The FFT core optionally accepts data in IEEE-754 single-precision format with 32-bit words consisting of a 1-bit sign, 8-bit exponent, and 23-bit fraction. The construction of the word matches that of the AMD Floating-Point Operator core.
Implementing full floating-point on an FPGA can be expensive in terms of the resources required. The pseudo floating-point option in the FFT core uses a higher precision fixed-point FFT internally to achieve similar noise performance to a full floating-point FFT, with significantly fewer resources. The following figure illustrates the two levels of noise performance possible by selecting either 24 bits or 25 bits for the phase factor width. By increasing the phase factor width to 25 bits, more resources might be required, depending on the target device.
The native floating-point option in the FFT core uses the DSPFP32 primitives to perform floating-point operations. The phase factor width is 32 bits by default.
The following figure shows the ratio of the RMS difference between various models and the double-precision MATLAB® FFT to the data set peak amplitude. The models shown are the single-precision MATLAB® FFT function (calculated by casting the input data to single-precision floating-point type), the FFT core using a 24-bit phase factor width, and the FFT core using a 25-bit phase factor width. To calculate the error signal, a randomized impulse (in magnitude and time) was used as the input signal, with the RMS error averaged over five simulation runs.

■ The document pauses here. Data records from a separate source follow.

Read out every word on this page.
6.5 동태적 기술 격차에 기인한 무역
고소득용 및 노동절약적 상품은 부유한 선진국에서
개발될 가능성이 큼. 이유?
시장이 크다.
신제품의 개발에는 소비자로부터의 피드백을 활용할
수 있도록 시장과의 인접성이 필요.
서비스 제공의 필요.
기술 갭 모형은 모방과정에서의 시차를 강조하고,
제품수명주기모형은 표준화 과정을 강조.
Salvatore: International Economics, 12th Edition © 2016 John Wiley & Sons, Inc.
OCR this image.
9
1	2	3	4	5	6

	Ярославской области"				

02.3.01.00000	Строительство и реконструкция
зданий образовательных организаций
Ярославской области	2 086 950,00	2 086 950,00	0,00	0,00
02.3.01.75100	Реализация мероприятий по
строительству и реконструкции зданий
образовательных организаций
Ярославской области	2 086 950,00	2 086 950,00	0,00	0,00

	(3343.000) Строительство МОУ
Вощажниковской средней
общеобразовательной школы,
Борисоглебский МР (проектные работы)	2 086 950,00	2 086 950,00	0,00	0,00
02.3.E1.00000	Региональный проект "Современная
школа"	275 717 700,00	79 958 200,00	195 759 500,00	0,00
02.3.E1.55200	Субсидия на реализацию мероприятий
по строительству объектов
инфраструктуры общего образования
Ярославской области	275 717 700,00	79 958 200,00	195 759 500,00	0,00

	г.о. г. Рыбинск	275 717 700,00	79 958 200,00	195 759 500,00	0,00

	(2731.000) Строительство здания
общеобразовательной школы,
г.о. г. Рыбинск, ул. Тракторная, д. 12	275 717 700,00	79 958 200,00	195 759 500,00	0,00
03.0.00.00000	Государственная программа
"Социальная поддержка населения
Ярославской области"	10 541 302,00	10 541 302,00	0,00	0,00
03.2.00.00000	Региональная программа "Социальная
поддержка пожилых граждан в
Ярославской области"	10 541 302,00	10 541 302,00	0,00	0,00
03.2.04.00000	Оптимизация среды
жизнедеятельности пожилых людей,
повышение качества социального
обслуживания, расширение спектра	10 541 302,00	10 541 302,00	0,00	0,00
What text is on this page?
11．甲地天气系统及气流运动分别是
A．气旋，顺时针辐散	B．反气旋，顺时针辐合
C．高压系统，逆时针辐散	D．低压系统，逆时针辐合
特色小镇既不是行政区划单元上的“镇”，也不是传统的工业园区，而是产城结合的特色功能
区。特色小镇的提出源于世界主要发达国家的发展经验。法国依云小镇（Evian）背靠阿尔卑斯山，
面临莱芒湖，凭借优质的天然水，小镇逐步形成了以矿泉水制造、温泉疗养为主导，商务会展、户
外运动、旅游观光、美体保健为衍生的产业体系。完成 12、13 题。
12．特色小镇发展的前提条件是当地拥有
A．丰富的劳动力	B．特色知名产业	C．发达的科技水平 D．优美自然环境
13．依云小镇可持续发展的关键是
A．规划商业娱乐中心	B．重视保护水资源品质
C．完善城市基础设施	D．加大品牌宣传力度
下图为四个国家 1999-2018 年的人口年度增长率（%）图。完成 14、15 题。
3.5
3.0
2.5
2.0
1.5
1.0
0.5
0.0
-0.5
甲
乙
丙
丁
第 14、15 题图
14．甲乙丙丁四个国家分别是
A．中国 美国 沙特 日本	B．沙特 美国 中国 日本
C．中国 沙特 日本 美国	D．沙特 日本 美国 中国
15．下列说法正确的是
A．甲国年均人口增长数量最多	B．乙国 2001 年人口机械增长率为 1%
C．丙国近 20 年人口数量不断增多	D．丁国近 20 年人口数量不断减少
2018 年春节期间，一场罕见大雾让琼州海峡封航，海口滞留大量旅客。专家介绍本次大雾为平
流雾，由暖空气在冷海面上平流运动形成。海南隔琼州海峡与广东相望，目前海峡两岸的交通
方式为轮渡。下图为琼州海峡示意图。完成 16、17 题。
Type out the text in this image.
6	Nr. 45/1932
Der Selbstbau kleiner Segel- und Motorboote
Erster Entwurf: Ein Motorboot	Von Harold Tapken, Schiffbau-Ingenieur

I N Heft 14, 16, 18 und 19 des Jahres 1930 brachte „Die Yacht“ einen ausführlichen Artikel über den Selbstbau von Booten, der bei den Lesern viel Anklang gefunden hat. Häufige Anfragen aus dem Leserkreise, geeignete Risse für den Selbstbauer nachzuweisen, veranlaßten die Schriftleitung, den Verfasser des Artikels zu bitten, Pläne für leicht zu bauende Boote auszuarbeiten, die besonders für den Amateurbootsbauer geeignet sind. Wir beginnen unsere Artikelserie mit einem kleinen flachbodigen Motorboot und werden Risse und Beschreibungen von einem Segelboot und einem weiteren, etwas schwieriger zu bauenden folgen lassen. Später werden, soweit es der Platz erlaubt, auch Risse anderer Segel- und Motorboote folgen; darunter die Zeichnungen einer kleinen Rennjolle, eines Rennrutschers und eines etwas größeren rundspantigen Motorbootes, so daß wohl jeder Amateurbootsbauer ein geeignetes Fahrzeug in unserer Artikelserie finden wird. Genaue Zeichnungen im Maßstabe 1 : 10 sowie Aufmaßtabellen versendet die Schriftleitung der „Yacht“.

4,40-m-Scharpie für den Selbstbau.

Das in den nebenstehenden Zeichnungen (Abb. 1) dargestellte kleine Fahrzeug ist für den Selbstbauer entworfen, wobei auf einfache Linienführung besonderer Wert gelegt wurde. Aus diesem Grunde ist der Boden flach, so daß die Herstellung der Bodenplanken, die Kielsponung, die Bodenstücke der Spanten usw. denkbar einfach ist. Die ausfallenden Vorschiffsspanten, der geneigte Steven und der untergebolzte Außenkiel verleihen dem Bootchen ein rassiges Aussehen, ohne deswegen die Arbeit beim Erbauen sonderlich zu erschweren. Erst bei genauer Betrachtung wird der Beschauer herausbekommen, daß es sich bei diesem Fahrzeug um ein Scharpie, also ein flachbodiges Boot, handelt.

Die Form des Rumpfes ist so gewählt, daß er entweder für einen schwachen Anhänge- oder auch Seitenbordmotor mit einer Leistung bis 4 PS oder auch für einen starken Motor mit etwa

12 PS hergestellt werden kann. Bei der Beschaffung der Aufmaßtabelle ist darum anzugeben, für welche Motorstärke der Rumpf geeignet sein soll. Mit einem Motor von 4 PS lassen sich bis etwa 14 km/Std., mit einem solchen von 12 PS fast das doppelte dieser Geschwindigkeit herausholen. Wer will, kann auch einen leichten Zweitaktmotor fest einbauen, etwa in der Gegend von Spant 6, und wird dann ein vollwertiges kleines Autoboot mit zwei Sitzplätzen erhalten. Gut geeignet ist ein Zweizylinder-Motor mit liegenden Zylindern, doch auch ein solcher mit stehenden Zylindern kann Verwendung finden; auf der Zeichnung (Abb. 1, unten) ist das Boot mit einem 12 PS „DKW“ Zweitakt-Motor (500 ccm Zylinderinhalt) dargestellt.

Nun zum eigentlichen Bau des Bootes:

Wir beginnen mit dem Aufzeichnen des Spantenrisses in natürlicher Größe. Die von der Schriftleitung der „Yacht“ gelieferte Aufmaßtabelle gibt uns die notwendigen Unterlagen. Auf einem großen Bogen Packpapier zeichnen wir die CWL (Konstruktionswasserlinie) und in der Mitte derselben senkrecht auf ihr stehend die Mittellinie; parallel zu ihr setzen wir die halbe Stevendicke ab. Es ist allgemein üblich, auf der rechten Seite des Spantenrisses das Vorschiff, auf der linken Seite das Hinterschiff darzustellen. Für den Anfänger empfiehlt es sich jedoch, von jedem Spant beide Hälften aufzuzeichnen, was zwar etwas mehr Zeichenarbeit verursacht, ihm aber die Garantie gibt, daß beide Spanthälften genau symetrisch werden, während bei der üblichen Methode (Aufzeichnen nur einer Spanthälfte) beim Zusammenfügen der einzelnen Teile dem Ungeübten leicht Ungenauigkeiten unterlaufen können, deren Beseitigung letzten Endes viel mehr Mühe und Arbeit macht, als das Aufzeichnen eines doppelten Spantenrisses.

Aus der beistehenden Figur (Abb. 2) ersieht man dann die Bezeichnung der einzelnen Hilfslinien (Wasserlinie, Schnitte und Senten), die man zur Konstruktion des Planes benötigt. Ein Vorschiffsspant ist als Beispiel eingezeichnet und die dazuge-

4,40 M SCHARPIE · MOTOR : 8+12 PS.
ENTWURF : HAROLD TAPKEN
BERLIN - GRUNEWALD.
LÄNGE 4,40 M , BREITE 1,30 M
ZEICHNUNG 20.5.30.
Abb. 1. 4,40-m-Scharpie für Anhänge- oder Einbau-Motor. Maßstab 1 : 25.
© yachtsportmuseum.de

When comparing results against third party models, for example, MATLAB, it should be noted that a scaling factor is usually required to ensure that the results match. The scaling factor is data-dependent because the input data dictates the level of normalization required prior to the internal fixed-point core. Because the core does not provide this scaling factor in floating-point modes, you can apply scaling after the output of the core, if necessary.
All optimization options (memory types and DSP slice optimization) remain available when pseudo floating-point option is selected, allowing you to trade off resources with transform time.
Transform time for Burst I/O architectures is increased by approximately N, the number of points in the transform, due to the input normalization requirements. For the Pipelined Streaming I/O architecture, the initial latency to fill the pipeline is increased, but data still streams through the core with no gaps.